Zwischen 200-400 Gäste kommen regelmäßig, die Infos verschickt er via Instagram und Facebook. „Ich als Privatperson bin da kaum aktiv, aber als Kommunikationsmittel ist es natürlich unerlässlich. Ich werde ab September auch eine Website inkl. Newsletter-Anmeldung öffnen, wo es Infos zu meinen Aktivitäten geben wird. Man muss ja mit der Zeit gehen, sonst erreicht man die Leute nicht mehr“, weiß er um die Wichtigkeit des social spreading Bescheid.
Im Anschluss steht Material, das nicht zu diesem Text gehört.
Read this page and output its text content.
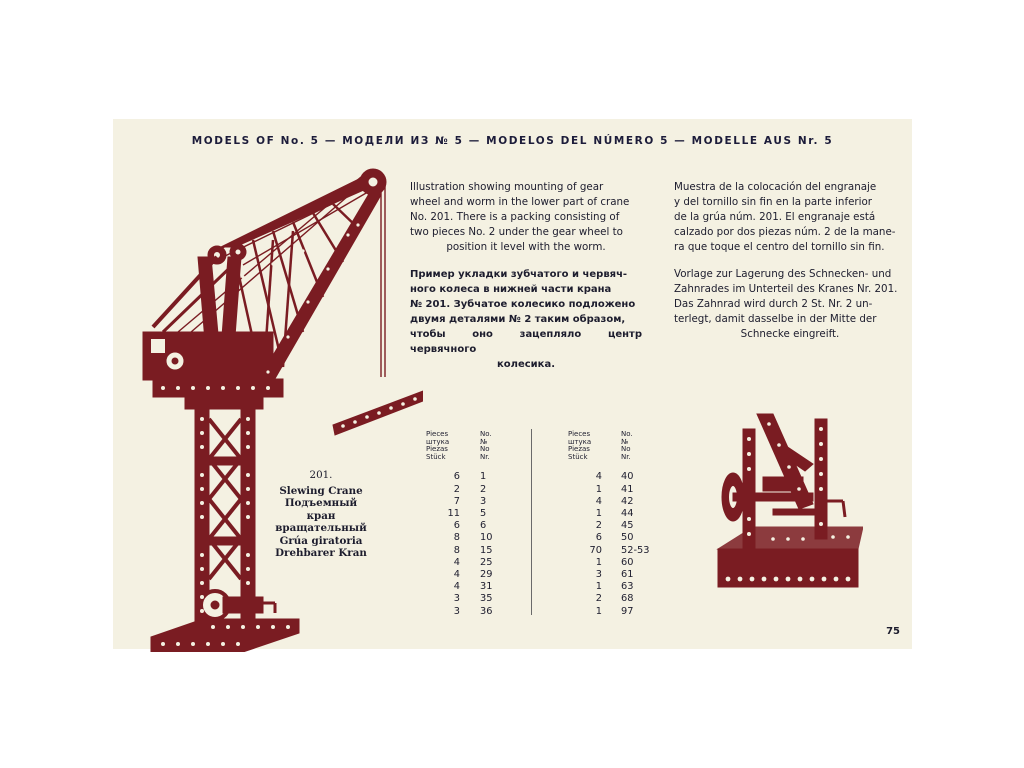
MODELS OF No. 5 — МОДЕЛИ ИЗ № 5 — MODELOS DEL NÚMERO 5 — MODELLE AUS Nr. 5
201.
Slewing Crane
Подъемный кран
вращательный
Grúa giratoria
Drehbarer Kran

Illustration showing mounting of gear

wheel and worm in the lower part of crane

No. 201. There is a packing consisting of

two pieces No. 2 under the gear wheel to

position it level with the worm.

Пример укладки зубчатого и червяч-

ного колеса в нижней части крана

№ 201. Зубчатое колесико подложено

двумя деталями № 2 таким образом,

чтобы оно зацепляло центр червячного

колесика.

Muestra de la colocación del engranaje

y del tornillo sin fin en la parte inferior

de la grúa núm. 201. El engranaje está

calzado por dos piezas núm. 2 de la mane-

ra que toque el centro del tornillo sin fin.

Vorlage zur Lagerung des Schnecken- und

Zahnrades im Unterteil des Kranes Nr. 201.

Das Zahnrad wird durch 2 St. Nr. 2 un-

terlegt, damit dasselbe in der Mitte der

Schnecke eingreift.

Pieces
штука
Piezas
Stück
6
2
7
11
6
8
8
4
4
4
3
3
No.
№
No
Nr.
1
2
3
5
6
10
15
25
29
31
35
36
Pieces
штука
Piezas
Stück
4
1
4
1
2
6
70
1
3
1
2
1
No.
№
No
Nr.
40
41
42
44
45
50
52-53
60
61
63
68
97
75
Überhaupt die Vergangenheit! „Die Zeiten, als ich in der Musikbranche begann, waren schon deutlich glamouröser, aber auch elitärer. Es dauerte, bis man zu den wichtigen Leuten vordrang, das ist heutzutage anders. Hierarchien haben sich verflacht, wenn jemand eine gute Idee hat, kann er die auch als AnfängerIn einbringen. Business kommt eher zustande, da man sich viel lockerer connectet“, bringt er wieder ein Argument für solche Netzwerktreffen ein.

Ob es als Kompliment für das Film, Sound & Media gedacht ist, dass Michel Attia, der ehemalige Journalist, Fachmedien noch immer eine Bedeutung zumisst? „Ich weiß natürlich wie herausfordernd die Situation für herkömmliche Medien ist, aber gerade bei Fachmedien, die ja nicht unbedingt tagesaktuell berichten müssen, sind oft Artikel zu lesen, die fast zeitunabhängig sind. Ich möchte und muss auch immer up to date sein, da ist es schon gut, einen Leitfaden zu haben“ bricht Michel Attia noch eine letzte Lanze für Qualitätsmedien.

Der nächste Musikstammtisch – ein Jubiläum zur 50. Ausgabe – findet am 26. September ab 18 Uhr im WUK statt!